Sozialunternehmen Bridge&Tunnel, Hamburg

Bei diesem Social Business werden hochwertige Kollektionen aus Alttextilien, Altkleidern und Ausschussware entworfen und genäht – von Menschen, die auf dem deutschen Arbeitsmarkt benachteiligt sind, insb. Langzeitarbeitslose und Geflüchtete. Durch professionelle Weiterbildung, Sprachkurse und Hilfestellung bei Behördengängen u.a. trägt das Unternehmen gleichzeitig zur langfristigen Qualifikation der MitarbeiterInnen bei.

Sozialunternehmen dna merch, Berlin

Dieses Sozialunternehmen verkauft T-Shirts aus Bio-Baumwolle, die bei einer selbstverwalteten Kooperative in Kroatien produziert werden. Vertrieb und Öffentlichkeitsarbeit wurden mit Hilfe einer Crowdfunding-Kampagne, Kooperationen mit bekannten Bands und dem taz-Shops erfolgreich umgesetzt. Ein fester Teil der Einnahmen geht an das indische Basisnetzwerk ExChains zur Förderung der Vereinigungsfreiheit von TextilarbeiterInnen.

Transfair e.V., deutschlandweit

Mit der Kampagne „Ich will‘s fair!“ rief die deutsche Fairtrade-Organisation VerbraucherInnen dazu auf, sich on- und offline für mehr faire Mode einzusetzen. Begleitet wurde die Aktion u.a. durch Vorträge und Gespräche mit BaumwollproduzentInnen und ArbeitsrechtlerInnen. Ziel der Aktion war es, ein starkes Signal an die deutsche Wirtschaft und Politik für die Verbreitung und Förderung fairer Mode zu senden.

Neigungskurs Geografie, Bad Friedrichshall

Im Rahmen des Großprojekts „Schule als Zukunftsstaat“  bauten SchülerInnen des Friedrich-von-Alberti-Gymnasiums eine Textilbox, welche BesucherInnen die Bedingungen in der Textilindustrie auf anschauliche und interaktive Weise näher bringt. Die Box wurde an die Jugendinitiative der Nachhaltigkeitsstrategie Baden-Württemberg übergeben, um sie möglichst vielen Jugendlichen in Schulen und anderen Bildungseinrichtungen zugänglich zu machen.

Weltladen Hailer, Gelnhausen

Anlässlich des Weltladentags stellten sich Aktive des Weltladens Hailer auf den Parkplatz eines Modehauses und sammelten Unterschriften für einen ambitionierten Nationalen Aktionsplan für Wirtschaft und Menschenrechte – adressiert an die Kanzlerin persönlich. Dazu informierten sie BürgerInnen und holten sogar den Inhaber des Modehauses mit ins Boot.

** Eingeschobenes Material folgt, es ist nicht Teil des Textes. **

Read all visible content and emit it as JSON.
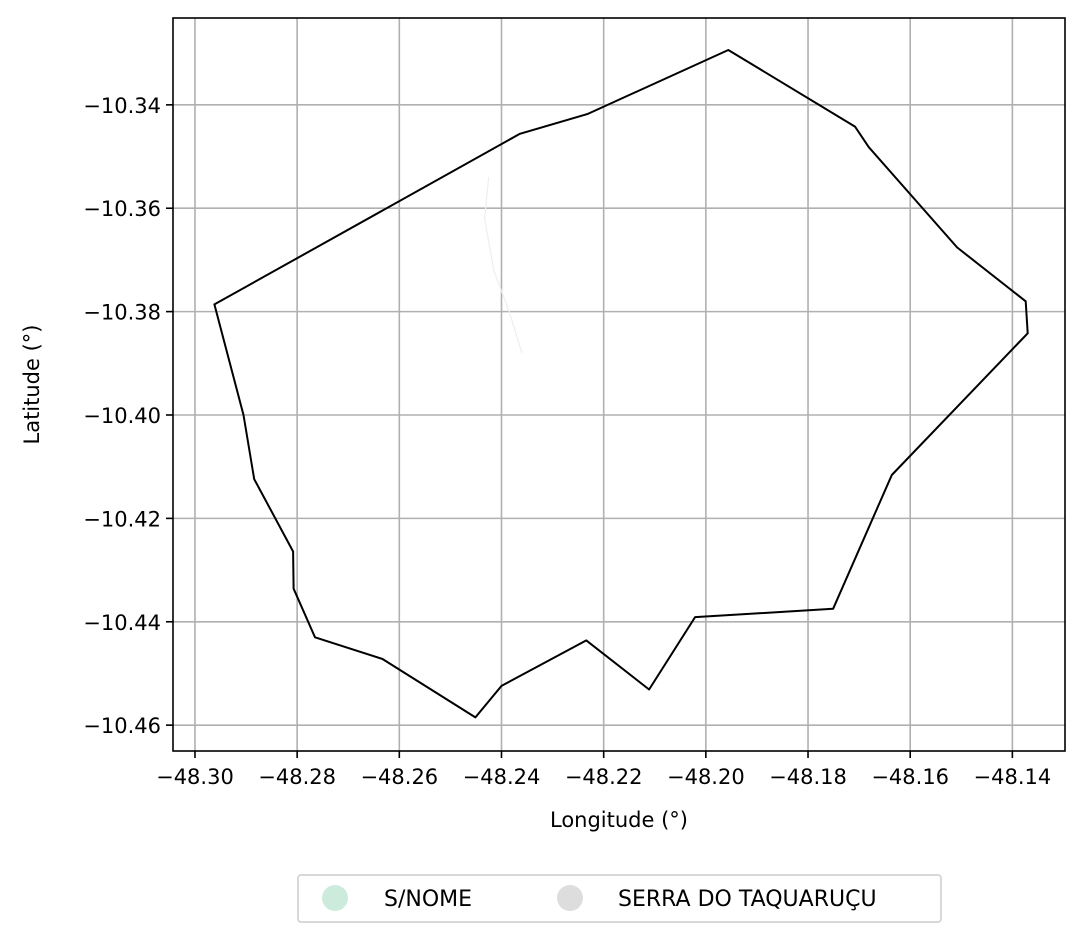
{
  "chart_data": {
    "type": "map",
    "xlabel": "Longitude (°)",
    "ylabel": "Latitude (°)",
    "xlim": [
      -48.3043,
      -48.1297
    ],
    "ylim": [
      -10.465,
      -10.3232
    ],
    "xticks": [
      -48.3,
      -48.28,
      -48.26,
      -48.24,
      -48.22,
      -48.2,
      -48.18,
      -48.16,
      -48.14
    ],
    "xtick_labels": [
      "−48.30",
      "−48.28",
      "−48.26",
      "−48.24",
      "−48.22",
      "−48.20",
      "−48.18",
      "−48.16",
      "−48.14"
    ],
    "yticks": [
      -10.34,
      -10.36,
      -10.38,
      -10.4,
      -10.42,
      -10.44,
      -10.46
    ],
    "ytick_labels": [
      "−10.34",
      "−10.36",
      "−10.38",
      "−10.40",
      "−10.42",
      "−10.44",
      "−10.46"
    ],
    "grid": true,
    "legend_position": "bottom-center, below plot",
    "series": [
      {
        "name": "S/NOME",
        "color": "#cdebdd"
      },
      {
        "name": "SERRA DO TAQUARUÇU",
        "color": "#dddddd"
      }
    ],
    "boundary_color": "#000000",
    "boundary": [
      [
        -48.2962,
        -10.3786
      ],
      [
        -48.2364,
        -10.3456
      ],
      [
        -48.2232,
        -10.3418
      ],
      [
        -48.1956,
        -10.3294
      ],
      [
        -48.1708,
        -10.3442
      ],
      [
        -48.1681,
        -10.3482
      ],
      [
        -48.1508,
        -10.3676
      ],
      [
        -48.1374,
        -10.378
      ],
      [
        -48.137,
        -10.3842
      ],
      [
        -48.1636,
        -10.4116
      ],
      [
        -48.1751,
        -10.4375
      ],
      [
        -48.2021,
        -10.4391
      ],
      [
        -48.2111,
        -10.4531
      ],
      [
        -48.2234,
        -10.4436
      ],
      [
        -48.24,
        -10.4524
      ],
      [
        -48.2451,
        -10.4585
      ],
      [
        -48.2633,
        -10.4472
      ],
      [
        -48.2765,
        -10.443
      ],
      [
        -48.2807,
        -10.4336
      ],
      [
        -48.2808,
        -10.4264
      ],
      [
        -48.2884,
        -10.4124
      ],
      [
        -48.2905,
        -10.4
      ],
      [
        -48.2962,
        -10.3786
      ]
    ],
    "faint_line": [
      [
        -48.2425,
        -10.354
      ],
      [
        -48.2433,
        -10.362
      ],
      [
        -48.2415,
        -10.372
      ],
      [
        -48.2385,
        -10.38
      ],
      [
        -48.236,
        -10.388
      ]
    ]
  }
}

Werkstatt Zukunft, Oldenburg

Die gemeinnützige Initiative ermöglichte 20 SchülerInnen der 10. und 11. Klasse, sich im Rahmen eines zweitägigen Workshops intensiv mit dem Thema Fairer Handel zu beschäftigen. Daraus resultierte eine vom Schulorchester begleitete Modenschau sowie eine Talkshow, die über den regionalen Bürgersender verbreitet wurde.

Einsendeschluss ist der 30. April 2018.